Despite the fact that young people have experimented with cigarettes, alcohol, and other dangerous drugs for many generations, it would be better if they did not. All recreational drug use is associated with at least some risks, and those who begin using drugs earlier are also more likely to use more dangerous drugs later (Lynskey et al., 2003). 7 Furthermore, as we will see in the next section, there are many other enjoyable ways to alter consciousness that are safer.

KEY TAKEAWAYS

  • Psychoactive drugs are chemicals that change our state of consciousness. They work by influencing neurotransmitters in the CNS.
  • Using psychoactive drugs may create tolerance and, when they are no longer used, withdrawal. Addiction may result from tolerance and the difficulty of withdrawal.
  • Stimulants, including caffeine, nicotine, and amphetamine, increase neural activity by blocking the reuptake of dopamine, norepinephrine, and serotonin in the CNS.
  • Depressants, including, alcohol, barbiturates, and benzodiazepines, decrease consciousness by increasing the production of the neurotransmitter GABA and decreasing the production of the neurotransmitter acetylcholine.
  • Opioids, including codeine, opium, morphine and heroin, produce euphoria and analgesia by increasing activity in opioid receptor neurons.
  • Hallucinogens, including cannabis, mescaline, and LSD, create an extreme alteration of consciousness as well as the possibility of hallucinations.
  • Recreational drug use is influenced by social norms as well as by individual differences. People who are more likely to take risks are also more likely to use drugs.
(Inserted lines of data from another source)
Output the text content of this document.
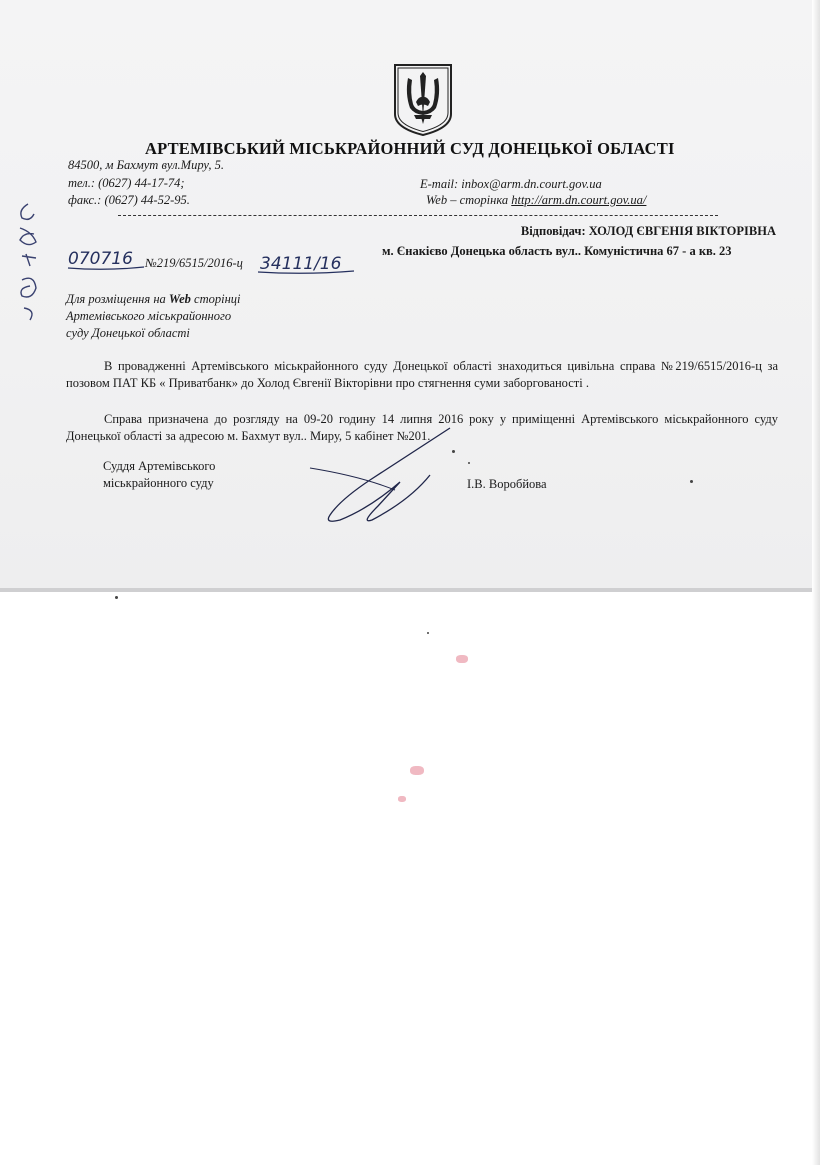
АРТЕМІВСЬКИЙ МІСЬКРАЙОННИЙ СУД ДОНЕЦЬКОЇ ОБЛАСТІ
84500, м Бахмут вул.Миру, 5.
тел.: (0627) 44-17-74;
факс.: (0627) 44-52-95.
E-mail: inbox@arm.dn.court.gov.ua
Web – сторінка http://arm.dn.court.gov.ua/
Відповідач: ХОЛОД ЄВГЕНІЯ ВІКТОРІВНА
м. Єнакієво Донецька область вул.. Комуністична 67 - а кв. 23
070716 №219/6515/2016-ц 34111/16
Для розміщення на Web сторінці
Артемівського міськрайонного
суду Донецької області
В провадженні Артемівського міськрайонного суду Донецької області знаходиться цивільна справа №219/6515/2016-ц за позовом ПАТ КБ « Приватбанк» до Холод Євгенії Вікторівни про стягнення суми заборгованості .
Справа призначена до розгляду на 09-20 годину 14 липня 2016 року у приміщенні Артемівського міськрайонного суду Донецької області за адресою м. Бахмут вул.. Миру, 5 кабінет №201.
Суддя Артемівського
міськрайонного суду	І.В. Воробйова
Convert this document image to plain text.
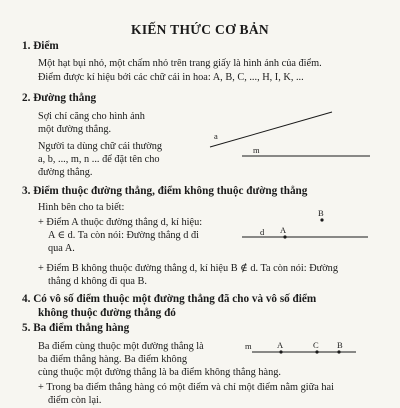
KIẾN THỨC CƠ BẢN
1. Điểm
Một hạt bụi nhỏ, một chấm nhỏ trên trang giấy là hình ảnh của điểm.
Điểm được kí hiệu bởi các chữ cái in hoa: A, B, C, ..., H, I, K, ...
2. Đường thẳng
Sợi chỉ căng cho hình ảnh
một đường thẳng.
Người ta dùng chữ cái thường
a, b, ..., m, n ... để đặt tên cho
đường thẳng.
a
m
3. Điểm thuộc đường thẳng, điểm không thuộc đường thẳng
Hình bên cho ta biết:
+ Điểm A thuộc đường thẳng d, kí hiệu:
A ∈ d. Ta còn nói: Đường thẳng d đi
qua A.
+ Điểm B không thuộc đường thẳng d, kí hiệu B ∉ d. Ta còn nói: Đường
thẳng d không đi qua B.
d A
B
4. Có vô số điểm thuộc một đường thẳng đã cho và vô số điểm
không thuộc đường thẳng đó
5. Ba điểm thẳng hàng
Ba điểm cùng thuộc một đường thẳng là
ba điểm thẳng hàng. Ba điểm không
cùng thuộc một đường thẳng là ba điểm không thẳng hàng.
+ Trong ba điểm thẳng hàng có một điểm và chỉ một điểm nằm giữa hai
điểm còn lại.
m	A	C B
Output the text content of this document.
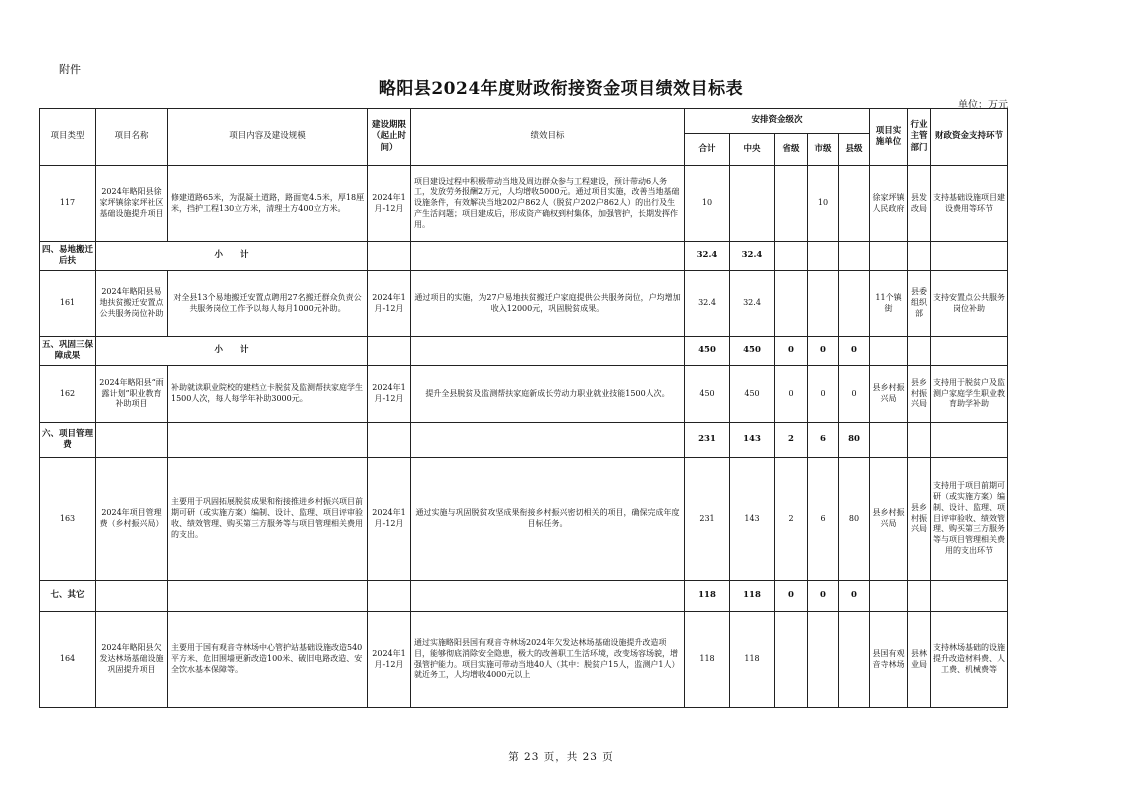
附件
略阳县2024年度财政衔接资金项目绩效目标表
单位：万元
项目类型	项目名称	项目内容及建设规模	建设期限（起止时间）	绩效目标	安排资金级次					项目实施单位	行业主管部门	财政资金支持环节
					合计	中央	省级	市级	县级			
117	2024年略阳县徐家坪镇徐家坪社区基础设施提升项目	修建道路65米，为混凝土道路，路面宽4.5米，厚18厘米，挡护工程130立方米，清理土方400立方米。	2024年1月-12月	项目建设过程中积极带动当地及周边群众参与工程建设，预计带动6人务工，发放劳务报酬2万元，人均增收5000元。通过项目实施，改善当地基础设施条件，有效解决当地202户862人（脱贫户202户862人）的出行及生产生活问题；项目建成后，形成资产确权到村集体，加强管护，长期发挥作用。	10			10		徐家坪镇人民政府	县发改局	支持基础设施项目建设费用等环节
四、易地搬迁后扶	小　　计				32.4	32.4						
161	2024年略阳县易地扶贫搬迁安置点公共服务岗位补助	对全县13个易地搬迁安置点聘用27名搬迁群众负责公共服务岗位工作予以每人每月1000元补助。	2024年1月-12月	通过项目的实施，为27户易地扶贫搬迁户家庭提供公共服务岗位，户均增加收入12000元，巩固脱贫成果。	32.4	32.4				11个镇街	县委组织部	支持安置点公共服务岗位补助
五、巩固三保障成果	小　　计				450	450	0	0	0			
162	2024年略阳县“雨露计划”职业教育补助项目	补助就读职业院校的建档立卡脱贫及监测帮扶家庭学生1500人次，每人每学年补助3000元。	2024年1月-12月	提升全县脱贫及监测帮扶家庭新成长劳动力职业就业技能1500人次。	450	450	0	0	0	县乡村振兴局	县乡村振兴局	支持用于脱贫户及监测户家庭学生职业教育助学补助
六、项目管理费					231	143	2	6	80			
163	2024年项目管理费（乡村振兴局）	主要用于巩固拓展脱贫成果和衔接推进乡村振兴项目前期可研（或实施方案）编制、设计、监理、项目评审验收、绩效管理、购买第三方服务等与项目管理相关费用的支出。	2024年1月-12月	通过实施与巩固脱贫攻坚成果衔接乡村振兴密切相关的项目，确保完成年度目标任务。	231	143	2	6	80	县乡村振兴局	县乡村振兴局	支持用于项目前期可研（或实施方案）编制、设计、监理、项目评审验收、绩效管理、购买第三方服务等与项目管理相关费用的支出环节
七、其它					118	118	0	0	0			
164	2024年略阳县欠发达林场基础设施巩固提升项目	主要用于国有观音寺林场中心管护站基础设施改造540平方米、危旧围墙更新改造100米、破旧电路改造、安全饮水基本保障等。	2024年1月-12月	通过实施略阳县国有观音寺林场2024年欠发达林场基础设施提升改造项目，能够彻底消除安全隐患，极大的改善职工生活环境，改变场容场貌，增强管护能力。项目实施可带动当地40人（其中：脱贫户15人，监测户1人）就近务工，人均增收4000元以上	118	118				县国有观音寺林场	县林业局	支持林场基础的设施提升改造材料费、人工费、机械费等
第 23 页，共 23 页
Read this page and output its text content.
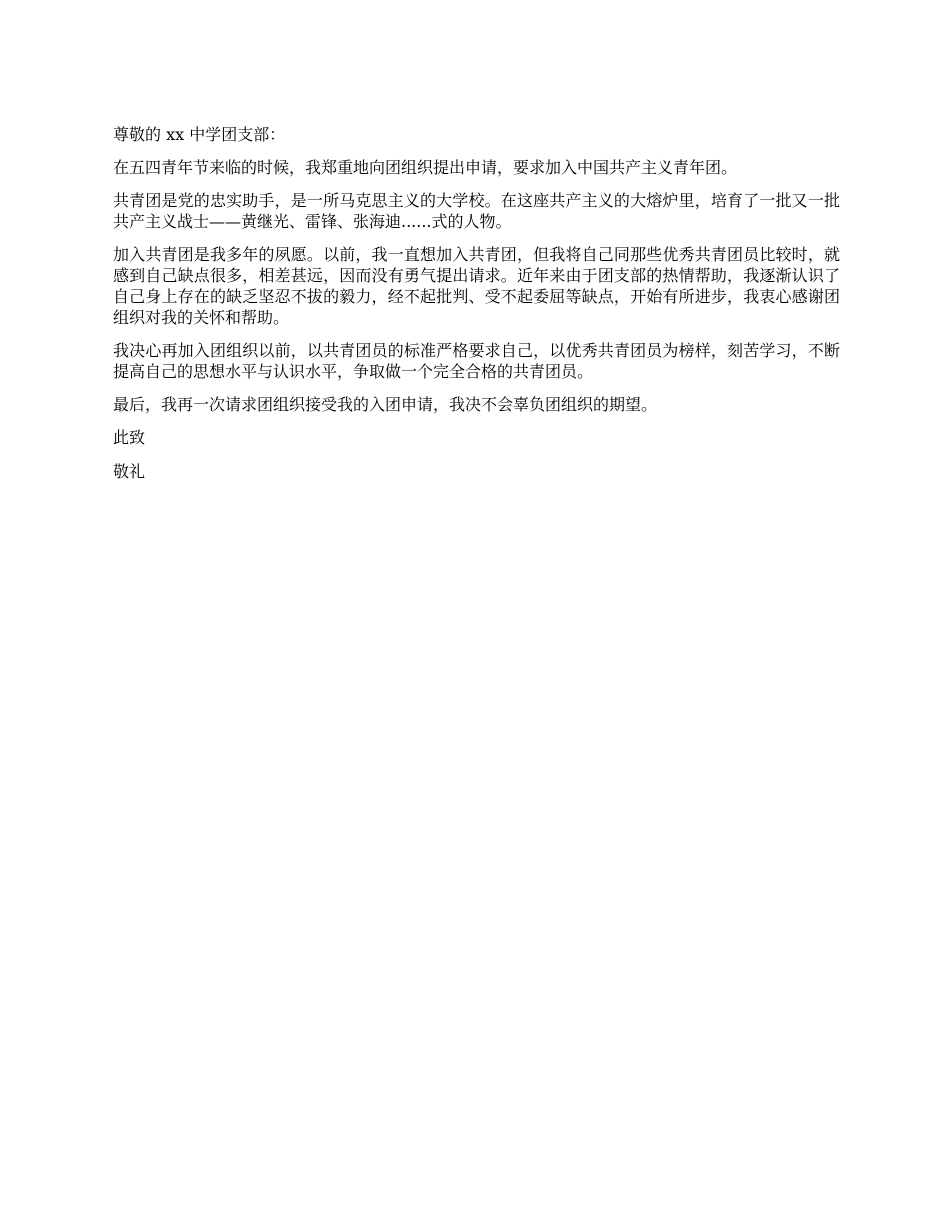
尊敬的 xx 中学团支部：

在五四青年节来临的时候，我郑重地向团组织提出申请，要求加入中国共产主义青年团。

共青团是党的忠实助手，是一所马克思主义的大学校。在这座共产主义的大熔炉里，培育了一批又一批共产主义战士——黄继光、雷锋、张海迪......式的人物。

加入共青团是我多年的夙愿。以前，我一直想加入共青团，但我将自己同那些优秀共青团员比较时，就感到自己缺点很多，相差甚远，因而没有勇气提出请求。近年来由于团支部的热情帮助，我逐渐认识了自己身上存在的缺乏坚忍不拔的毅力，经不起批判、受不起委屈等缺点，开始有所进步，我衷心感谢团组织对我的关怀和帮助。

我决心再加入团组织以前，以共青团员的标准严格要求自己，以优秀共青团员为榜样，刻苦学习，不断提高自己的思想水平与认识水平，争取做一个完全合格的共青团员。

最后，我再一次请求团组织接受我的入团申请，我决不会辜负团组织的期望。

此致

敬礼
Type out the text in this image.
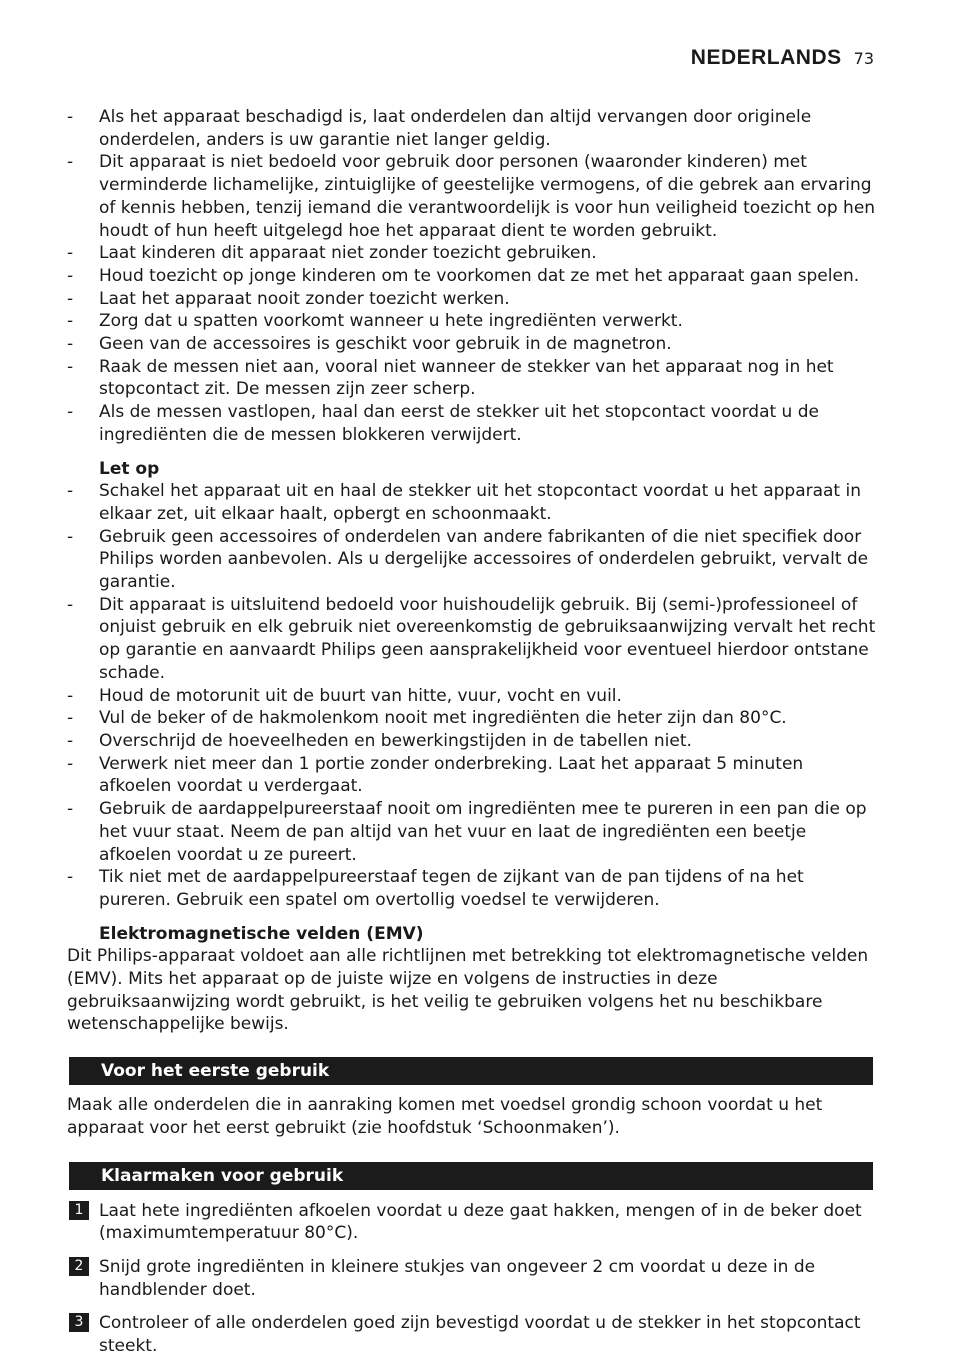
NEDERLANDS 73
- Als het apparaat beschadigd is, laat onderdelen dan altijd vervangen door originele onderdelen, anders is uw garantie niet langer geldig.
- Dit apparaat is niet bedoeld voor gebruik door personen (waaronder kinderen) met verminderde lichamelijke, zintuiglijke of geestelijke vermogens, of die gebrek aan ervaring of kennis hebben, tenzij iemand die verantwoordelijk is voor hun veiligheid toezicht op hen houdt of hun heeft uitgelegd hoe het apparaat dient te worden gebruikt.
- Laat kinderen dit apparaat niet zonder toezicht gebruiken.
- Houd toezicht op jonge kinderen om te voorkomen dat ze met het apparaat gaan spelen.
- Laat het apparaat nooit zonder toezicht werken.
- Zorg dat u spatten voorkomt wanneer u hete ingrediënten verwerkt.
- Geen van de accessoires is geschikt voor gebruik in de magnetron.
- Raak de messen niet aan, vooral niet wanneer de stekker van het apparaat nog in het stopcontact zit. De messen zijn zeer scherp.
- Als de messen vastlopen, haal dan eerst de stekker uit het stopcontact voordat u de ingrediënten die de messen blokkeren verwijdert.
Let op
- Schakel het apparaat uit en haal de stekker uit het stopcontact voordat u het apparaat in elkaar zet, uit elkaar haalt, opbergt en schoonmaakt.
- Gebruik geen accessoires of onderdelen van andere fabrikanten of die niet specifiek door Philips worden aanbevolen. Als u dergelijke accessoires of onderdelen gebruikt, vervalt de garantie.
- Dit apparaat is uitsluitend bedoeld voor huishoudelijk gebruik. Bij (semi-)professioneel of onjuist gebruik en elk gebruik niet overeenkomstig de gebruiksaanwijzing vervalt het recht op garantie en aanvaardt Philips geen aansprakelijkheid voor eventueel hierdoor ontstane schade.
- Houd de motorunit uit de buurt van hitte, vuur, vocht en vuil.
- Vul de beker of de hakmolenkom nooit met ingrediënten die heter zijn dan 80°C.
- Overschrijd de hoeveelheden en bewerkingstijden in de tabellen niet.
- Verwerk niet meer dan 1 portie zonder onderbreking. Laat het apparaat 5 minuten afkoelen voordat u verdergaat.
- Gebruik de aardappelpureerstaaf nooit om ingrediënten mee te pureren in een pan die op het vuur staat. Neem de pan altijd van het vuur en laat de ingrediënten een beetje afkoelen voordat u ze pureert.
- Tik niet met de aardappelpureerstaaf tegen de zijkant van de pan tijdens of na het pureren. Gebruik een spatel om overtollig voedsel te verwijderen.
Elektromagnetische velden (EMV)

Dit Philips-apparaat voldoet aan alle richtlijnen met betrekking tot elektromagnetische velden (EMV). Mits het apparaat op de juiste wijze en volgens de instructies in deze gebruiksaanwijzing wordt gebruikt, is het veilig te gebruiken volgens het nu beschikbare wetenschappelijke bewijs.

Voor het eerste gebruik

Maak alle onderdelen die in aanraking komen met voedsel grondig schoon voordat u het apparaat voor het eerst gebruikt (zie hoofdstuk ‘Schoonmaken’).

Klaarmaken voor gebruik
1 Laat hete ingrediënten afkoelen voordat u deze gaat hakken, mengen of in de beker doet (maximumtemperatuur 80°C).
2 Snijd grote ingrediënten in kleinere stukjes van ongeveer 2 cm voordat u deze in de handblender doet.
3 Controleer of alle onderdelen goed zijn bevestigd voordat u de stekker in het stopcontact steekt.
EXERCISES AND CRITICAL THINKING

  1. Do people you know use psychoactive drugs? Which ones? Based on what you have learned in this section, why do you think that they are used, and do you think that their side effects are harmful?
  2. Consider the research reported in the research focus on risk and cigarette smoking. What are the potential implications of the research for drug use? Can you see any weaknesses in the study caused by the fact that the results are based on correlational analyses?